The PEOPLE of the State of New York, Respondent, v. Kieron ALLEN, Defendant–Appellant. (Appeal No. 1.)
In appeal No. 1, defendant appeals from a judgment convicting him upon his plea of guilty of robbery in the first degree (Penal Law § 160.15 ) and, in appeal No. 2, he appeals from the resentence imposed on that conviction. With respect to appeal No. 1, defendant contends that County Court erred in summarily denying his pro se motion to withdraw his plea. We reject that contention. A court need only afford a defendant a “reasonable opportunity to present his contentions” on a motion to withdraw a guilty plea (People v. Tinsley, 35 N.Y.2d 926, 927, 365 N.Y.S.2d 161, 324 N.E.2d 544; see People v. Buske, 87 A.D.3d 1354, 1355, 930 N.Y.S.2d 155, lv. denied 18 N.Y.3d 882, 939 N.Y.S.2d 751, 963 N.E.2d 128), and the court did so here. The court properly denied the motion inasmuch as “defendant's assertions of innocence and coercion were conclusory and belied by defendant's statements during the plea colloquy” (People v. Wright, 66 A.D.3d 1334, 1334, 885 N.Y.S.2d 794, lv. denied 13 N.Y.3d 912, 895 N.Y.S.2d 326, 922 N.E.2d 915). In addition, the record does not support defendant's contention that his motion to withdraw the plea should have been granted on the further ground that he received ineffective assistance of counsel (see generally People v. Ford, 86 N.Y.2d 397, 404, 633 N.Y.S.2d 270, 657 N.E.2d 265; People v. Patterson, 9 A.D.3d 899, 900, 779 N.Y.S.2d 701). We reject defendant's contention that defense counsel took a position adverse to that of defendant in his pro se motion to withdraw the plea, and thus there was no reason for the court to assign new counsel (see People v. Strasser, 83 A.D.3d 1411, 1411–1412, 919 N.Y.S.2d 454; People v. McKoy, 60 A.D.3d 1374, 1374–1375, 875 N.Y.S.2d 721, lv. denied 12 N.Y.3d 856, 881 N.Y.S.2d 668, 909 N.E.2d 591).

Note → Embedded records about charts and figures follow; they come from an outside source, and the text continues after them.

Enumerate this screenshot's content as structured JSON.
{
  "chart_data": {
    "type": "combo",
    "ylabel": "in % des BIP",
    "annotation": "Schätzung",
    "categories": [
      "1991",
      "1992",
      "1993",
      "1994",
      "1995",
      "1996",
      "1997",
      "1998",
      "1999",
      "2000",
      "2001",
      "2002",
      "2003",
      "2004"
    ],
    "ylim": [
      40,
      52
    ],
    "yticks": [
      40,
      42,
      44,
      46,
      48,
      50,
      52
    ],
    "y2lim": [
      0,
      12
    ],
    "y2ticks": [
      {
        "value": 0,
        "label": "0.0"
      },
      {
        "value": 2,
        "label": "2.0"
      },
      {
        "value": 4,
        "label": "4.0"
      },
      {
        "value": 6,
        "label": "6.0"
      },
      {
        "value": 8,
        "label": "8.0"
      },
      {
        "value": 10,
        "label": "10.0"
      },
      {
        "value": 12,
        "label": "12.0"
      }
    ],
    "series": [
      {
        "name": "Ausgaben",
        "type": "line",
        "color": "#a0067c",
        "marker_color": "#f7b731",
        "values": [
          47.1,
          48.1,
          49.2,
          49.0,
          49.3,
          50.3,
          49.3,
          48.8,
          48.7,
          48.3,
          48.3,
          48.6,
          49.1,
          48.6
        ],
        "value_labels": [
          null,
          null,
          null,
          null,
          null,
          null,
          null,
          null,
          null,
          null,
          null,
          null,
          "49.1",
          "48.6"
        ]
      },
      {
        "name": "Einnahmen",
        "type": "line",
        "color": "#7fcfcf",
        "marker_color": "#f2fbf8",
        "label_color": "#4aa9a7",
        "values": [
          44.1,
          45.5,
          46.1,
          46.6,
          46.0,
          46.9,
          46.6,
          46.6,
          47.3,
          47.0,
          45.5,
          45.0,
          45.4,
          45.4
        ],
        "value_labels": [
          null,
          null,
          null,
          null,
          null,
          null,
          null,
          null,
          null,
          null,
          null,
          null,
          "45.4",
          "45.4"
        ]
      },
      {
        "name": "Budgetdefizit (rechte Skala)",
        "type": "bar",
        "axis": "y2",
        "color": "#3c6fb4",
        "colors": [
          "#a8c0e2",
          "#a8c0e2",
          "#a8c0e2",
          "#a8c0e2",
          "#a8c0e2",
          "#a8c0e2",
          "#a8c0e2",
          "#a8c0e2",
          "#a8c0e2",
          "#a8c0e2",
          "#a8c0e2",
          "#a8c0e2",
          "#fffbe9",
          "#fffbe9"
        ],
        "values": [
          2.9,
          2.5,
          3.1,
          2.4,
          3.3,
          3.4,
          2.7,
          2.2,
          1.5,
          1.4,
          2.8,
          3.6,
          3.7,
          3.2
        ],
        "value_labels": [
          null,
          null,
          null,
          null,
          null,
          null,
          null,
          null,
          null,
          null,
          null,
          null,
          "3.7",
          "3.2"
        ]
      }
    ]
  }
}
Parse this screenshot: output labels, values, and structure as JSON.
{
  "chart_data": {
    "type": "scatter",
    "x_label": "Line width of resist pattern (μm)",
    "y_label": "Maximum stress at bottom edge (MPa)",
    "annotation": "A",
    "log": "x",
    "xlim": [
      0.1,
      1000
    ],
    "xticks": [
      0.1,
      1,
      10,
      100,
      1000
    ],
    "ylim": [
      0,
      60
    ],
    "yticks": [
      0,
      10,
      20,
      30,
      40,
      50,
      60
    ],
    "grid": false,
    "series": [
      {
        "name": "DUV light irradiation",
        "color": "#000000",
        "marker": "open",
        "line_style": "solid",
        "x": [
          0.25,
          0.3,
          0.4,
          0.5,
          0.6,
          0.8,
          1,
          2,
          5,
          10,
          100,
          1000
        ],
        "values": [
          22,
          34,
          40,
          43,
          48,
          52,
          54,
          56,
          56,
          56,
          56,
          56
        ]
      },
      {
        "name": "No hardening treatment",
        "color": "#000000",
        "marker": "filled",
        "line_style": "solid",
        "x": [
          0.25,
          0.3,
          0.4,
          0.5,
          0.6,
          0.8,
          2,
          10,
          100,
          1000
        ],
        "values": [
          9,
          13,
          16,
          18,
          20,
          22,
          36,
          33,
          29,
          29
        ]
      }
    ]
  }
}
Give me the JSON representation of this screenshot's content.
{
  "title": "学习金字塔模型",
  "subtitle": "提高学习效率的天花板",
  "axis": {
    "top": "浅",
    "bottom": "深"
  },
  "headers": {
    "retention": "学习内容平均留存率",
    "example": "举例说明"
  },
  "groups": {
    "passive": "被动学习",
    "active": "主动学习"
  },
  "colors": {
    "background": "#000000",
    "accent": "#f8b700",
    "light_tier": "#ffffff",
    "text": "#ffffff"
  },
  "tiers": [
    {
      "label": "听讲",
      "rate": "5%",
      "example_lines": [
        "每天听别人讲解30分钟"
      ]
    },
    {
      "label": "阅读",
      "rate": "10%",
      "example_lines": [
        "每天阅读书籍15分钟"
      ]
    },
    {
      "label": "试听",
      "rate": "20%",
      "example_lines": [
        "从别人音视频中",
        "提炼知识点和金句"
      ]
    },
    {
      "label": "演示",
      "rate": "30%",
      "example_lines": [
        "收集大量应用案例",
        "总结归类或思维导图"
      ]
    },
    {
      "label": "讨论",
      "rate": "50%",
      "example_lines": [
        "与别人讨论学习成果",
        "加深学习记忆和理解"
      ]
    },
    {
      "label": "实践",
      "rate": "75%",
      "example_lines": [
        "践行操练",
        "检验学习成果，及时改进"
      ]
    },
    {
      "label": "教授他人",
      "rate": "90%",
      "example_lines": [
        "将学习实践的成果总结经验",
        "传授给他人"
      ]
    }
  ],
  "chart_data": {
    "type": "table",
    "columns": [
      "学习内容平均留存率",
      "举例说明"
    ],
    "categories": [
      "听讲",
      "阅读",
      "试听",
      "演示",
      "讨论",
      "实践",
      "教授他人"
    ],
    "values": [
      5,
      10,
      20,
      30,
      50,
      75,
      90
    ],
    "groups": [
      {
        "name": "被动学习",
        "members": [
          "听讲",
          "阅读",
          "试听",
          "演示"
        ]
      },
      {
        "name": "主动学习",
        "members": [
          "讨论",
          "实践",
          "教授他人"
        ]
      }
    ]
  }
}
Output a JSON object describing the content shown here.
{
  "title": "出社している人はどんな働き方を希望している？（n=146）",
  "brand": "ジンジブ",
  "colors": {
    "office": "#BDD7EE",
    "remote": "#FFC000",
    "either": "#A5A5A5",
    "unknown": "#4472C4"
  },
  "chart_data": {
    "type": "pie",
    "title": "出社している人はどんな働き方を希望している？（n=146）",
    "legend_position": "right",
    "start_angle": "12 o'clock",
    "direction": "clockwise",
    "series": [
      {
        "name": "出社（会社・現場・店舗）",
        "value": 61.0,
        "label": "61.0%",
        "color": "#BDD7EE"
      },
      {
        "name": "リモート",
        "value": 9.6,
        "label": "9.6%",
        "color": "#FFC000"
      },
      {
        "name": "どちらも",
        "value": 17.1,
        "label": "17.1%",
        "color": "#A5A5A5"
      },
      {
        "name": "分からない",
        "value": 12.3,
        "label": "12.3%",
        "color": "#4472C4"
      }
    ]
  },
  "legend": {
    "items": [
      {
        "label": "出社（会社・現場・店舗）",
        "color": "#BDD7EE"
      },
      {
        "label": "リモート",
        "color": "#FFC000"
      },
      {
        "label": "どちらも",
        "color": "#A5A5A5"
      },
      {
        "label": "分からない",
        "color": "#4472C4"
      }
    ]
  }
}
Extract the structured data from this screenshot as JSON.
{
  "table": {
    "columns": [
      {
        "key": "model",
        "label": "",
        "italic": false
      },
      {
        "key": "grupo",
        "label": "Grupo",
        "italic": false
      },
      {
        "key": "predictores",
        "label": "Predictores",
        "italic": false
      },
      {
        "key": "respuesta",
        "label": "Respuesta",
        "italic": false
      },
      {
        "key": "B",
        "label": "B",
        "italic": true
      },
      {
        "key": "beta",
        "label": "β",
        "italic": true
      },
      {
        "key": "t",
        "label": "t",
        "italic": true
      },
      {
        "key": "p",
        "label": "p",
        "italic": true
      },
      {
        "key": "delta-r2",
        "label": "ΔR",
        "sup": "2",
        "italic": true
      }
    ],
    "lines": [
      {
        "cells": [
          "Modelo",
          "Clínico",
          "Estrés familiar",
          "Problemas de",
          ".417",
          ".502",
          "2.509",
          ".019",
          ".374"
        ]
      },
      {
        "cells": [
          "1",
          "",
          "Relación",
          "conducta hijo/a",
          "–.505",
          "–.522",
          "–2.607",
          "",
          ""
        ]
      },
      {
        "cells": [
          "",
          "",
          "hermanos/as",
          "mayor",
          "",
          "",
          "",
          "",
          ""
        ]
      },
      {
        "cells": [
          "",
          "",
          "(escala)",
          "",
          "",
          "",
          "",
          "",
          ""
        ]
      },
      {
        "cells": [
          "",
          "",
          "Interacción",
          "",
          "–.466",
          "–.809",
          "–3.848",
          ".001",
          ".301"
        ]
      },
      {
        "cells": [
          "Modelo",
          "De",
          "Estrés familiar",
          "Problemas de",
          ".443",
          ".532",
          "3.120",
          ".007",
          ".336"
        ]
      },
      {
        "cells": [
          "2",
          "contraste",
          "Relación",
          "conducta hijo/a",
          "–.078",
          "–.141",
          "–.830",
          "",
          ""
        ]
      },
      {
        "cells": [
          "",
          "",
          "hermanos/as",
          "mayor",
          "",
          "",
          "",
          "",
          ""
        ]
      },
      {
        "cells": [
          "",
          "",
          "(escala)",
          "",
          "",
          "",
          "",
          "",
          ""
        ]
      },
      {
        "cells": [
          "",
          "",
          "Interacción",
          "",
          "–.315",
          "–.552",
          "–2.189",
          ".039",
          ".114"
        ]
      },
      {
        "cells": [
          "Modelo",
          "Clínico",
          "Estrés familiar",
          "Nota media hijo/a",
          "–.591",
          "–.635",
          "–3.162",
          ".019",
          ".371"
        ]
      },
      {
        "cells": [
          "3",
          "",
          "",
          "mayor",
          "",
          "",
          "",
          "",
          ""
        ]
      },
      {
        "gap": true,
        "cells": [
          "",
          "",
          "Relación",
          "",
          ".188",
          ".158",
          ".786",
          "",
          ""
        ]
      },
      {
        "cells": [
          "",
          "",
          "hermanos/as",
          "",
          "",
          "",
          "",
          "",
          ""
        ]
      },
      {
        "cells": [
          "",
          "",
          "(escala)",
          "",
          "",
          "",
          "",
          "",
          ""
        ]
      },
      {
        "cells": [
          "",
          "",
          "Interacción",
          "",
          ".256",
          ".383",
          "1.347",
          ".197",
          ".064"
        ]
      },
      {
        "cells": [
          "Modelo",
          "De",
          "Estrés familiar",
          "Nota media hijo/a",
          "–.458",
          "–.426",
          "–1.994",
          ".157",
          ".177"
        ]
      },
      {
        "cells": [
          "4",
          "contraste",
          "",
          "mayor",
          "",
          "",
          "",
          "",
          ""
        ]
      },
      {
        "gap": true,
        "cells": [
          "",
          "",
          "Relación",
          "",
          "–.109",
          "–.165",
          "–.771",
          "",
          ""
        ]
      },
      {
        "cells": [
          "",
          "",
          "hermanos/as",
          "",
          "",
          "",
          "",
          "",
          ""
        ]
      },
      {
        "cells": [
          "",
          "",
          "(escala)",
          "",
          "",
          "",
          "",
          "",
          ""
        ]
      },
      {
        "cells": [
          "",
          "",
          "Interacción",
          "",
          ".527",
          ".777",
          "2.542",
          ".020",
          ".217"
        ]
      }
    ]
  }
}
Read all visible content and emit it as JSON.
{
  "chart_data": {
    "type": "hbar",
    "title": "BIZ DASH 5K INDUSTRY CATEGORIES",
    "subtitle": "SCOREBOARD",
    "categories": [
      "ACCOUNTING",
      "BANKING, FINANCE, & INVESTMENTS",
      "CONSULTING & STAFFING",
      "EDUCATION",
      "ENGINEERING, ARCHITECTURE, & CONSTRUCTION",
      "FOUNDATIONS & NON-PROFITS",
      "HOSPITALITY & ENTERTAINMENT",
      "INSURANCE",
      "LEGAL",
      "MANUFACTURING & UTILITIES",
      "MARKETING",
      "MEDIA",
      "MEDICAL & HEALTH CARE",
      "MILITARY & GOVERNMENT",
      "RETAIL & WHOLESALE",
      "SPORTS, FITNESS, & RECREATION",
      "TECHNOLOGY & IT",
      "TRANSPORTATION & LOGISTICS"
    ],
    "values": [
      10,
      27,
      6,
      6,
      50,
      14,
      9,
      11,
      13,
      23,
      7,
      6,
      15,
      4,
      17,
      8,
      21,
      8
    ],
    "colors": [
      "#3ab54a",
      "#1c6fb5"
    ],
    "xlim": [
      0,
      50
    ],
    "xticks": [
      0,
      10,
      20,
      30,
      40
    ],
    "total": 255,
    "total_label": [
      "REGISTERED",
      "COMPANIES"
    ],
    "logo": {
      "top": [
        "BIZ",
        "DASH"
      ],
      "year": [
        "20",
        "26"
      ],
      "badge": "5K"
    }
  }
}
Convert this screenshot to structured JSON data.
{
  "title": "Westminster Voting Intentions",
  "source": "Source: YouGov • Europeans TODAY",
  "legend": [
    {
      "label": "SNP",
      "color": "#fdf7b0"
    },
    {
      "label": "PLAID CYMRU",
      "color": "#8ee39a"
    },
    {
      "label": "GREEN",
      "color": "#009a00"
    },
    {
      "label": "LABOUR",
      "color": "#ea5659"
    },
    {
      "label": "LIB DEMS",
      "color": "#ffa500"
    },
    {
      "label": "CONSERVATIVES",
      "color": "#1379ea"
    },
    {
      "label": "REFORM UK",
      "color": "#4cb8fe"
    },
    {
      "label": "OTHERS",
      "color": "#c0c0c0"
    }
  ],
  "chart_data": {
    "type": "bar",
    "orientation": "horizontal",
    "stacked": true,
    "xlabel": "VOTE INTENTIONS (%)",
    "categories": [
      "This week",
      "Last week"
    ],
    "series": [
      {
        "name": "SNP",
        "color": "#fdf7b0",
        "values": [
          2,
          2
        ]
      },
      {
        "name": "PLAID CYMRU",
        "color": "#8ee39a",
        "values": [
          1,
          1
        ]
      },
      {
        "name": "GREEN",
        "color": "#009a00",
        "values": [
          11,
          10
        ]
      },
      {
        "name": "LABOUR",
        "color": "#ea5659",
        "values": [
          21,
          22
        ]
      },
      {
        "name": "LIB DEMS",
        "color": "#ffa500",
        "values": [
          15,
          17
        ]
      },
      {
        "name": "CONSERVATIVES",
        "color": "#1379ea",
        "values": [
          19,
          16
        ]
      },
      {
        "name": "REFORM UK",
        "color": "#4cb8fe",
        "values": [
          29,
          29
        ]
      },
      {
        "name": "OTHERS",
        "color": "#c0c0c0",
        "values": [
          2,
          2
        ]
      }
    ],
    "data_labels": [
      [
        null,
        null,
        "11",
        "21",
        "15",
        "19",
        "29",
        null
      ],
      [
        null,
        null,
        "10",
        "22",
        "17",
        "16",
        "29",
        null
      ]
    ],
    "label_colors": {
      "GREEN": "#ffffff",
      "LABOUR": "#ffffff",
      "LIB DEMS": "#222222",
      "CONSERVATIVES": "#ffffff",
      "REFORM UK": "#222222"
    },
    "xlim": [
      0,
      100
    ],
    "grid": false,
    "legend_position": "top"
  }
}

With respect to appeal No. 2, defendant failed to preserve for our review his contention that his resentence as a second felony offender constituted a greater sentence inasmuch as he did not object to the allegedly greater sentence, nor did he move to withdraw his guilty plea or to vacate the judgment of conviction on that ground (see People v. Sprague, 82 A.D.3d 1649, 1649, 919 N.Y.S.2d 433, lv. denied 17 N.Y.3d 801, 929 N.Y.S.2d 110, 952 N.E.2d 1105; People v. Coutts, 277 A.D.2d 1029, 1029, 715 N.Y.S.2d 350). We decline to exercise our power to review that contention as a matter of discretion in the interest of justice (see CPL 470.15[a] ). We agree with defendant, however, that the court erred in allowing him to proceed pro se during resentencing. “Before allowing a defendant to proceed pro se, the court must conduct a searching inquiry to ensure that the waiver of the right to appointed counsel is ‘unequivocal, voluntary and intelligent’ ” (People v. LaValle, 3 N.Y.3d 88, 106, 783 N.Y.S.2d 485, 817 N.E.2d 341, quoting People v. Smith, 92 N.Y.2d 516, 520, 683 N.Y.S.2d 164, 705 N.E.2d 1205). The court conducted no such inquiry in this case, and “[t]he sentencing court erred by permitting defendant to represent himself at his ultimate sentencing proceeding” (People v. Adams, 52 A.D.3d 243, 243, 859 N.Y.S.2d 170, lv. denied 11 N.Y.3d 829, 868 N.Y.S.2d 604, 897 N.E.2d 1088). We conclude that the tainted proceeding had an adverse impact on defendant, warranting reversal of the resentence and remittal of this matter for the court to ascertain that defendant has been afforded the right to counsel and for resentencing (cf. People v. Johnson, 94 A.D.3d 1496, 1497, 942 N.Y.S.2d 741; see generally People v. Wardlaw, 6 N.Y.3d 556, 559, 816 N.Y.S.2d 399, 849 N.E.2d 258). We therefore reverse the resentence in appeal No. 2 and remit the matter to County Court for further proceedings in accordance with defendant's right to counsel and for resentencing.
It is hereby ORDERED that said appeal from the judgment insofar as it imposed sentence is unanimously dismissed and the judgment is affirmed.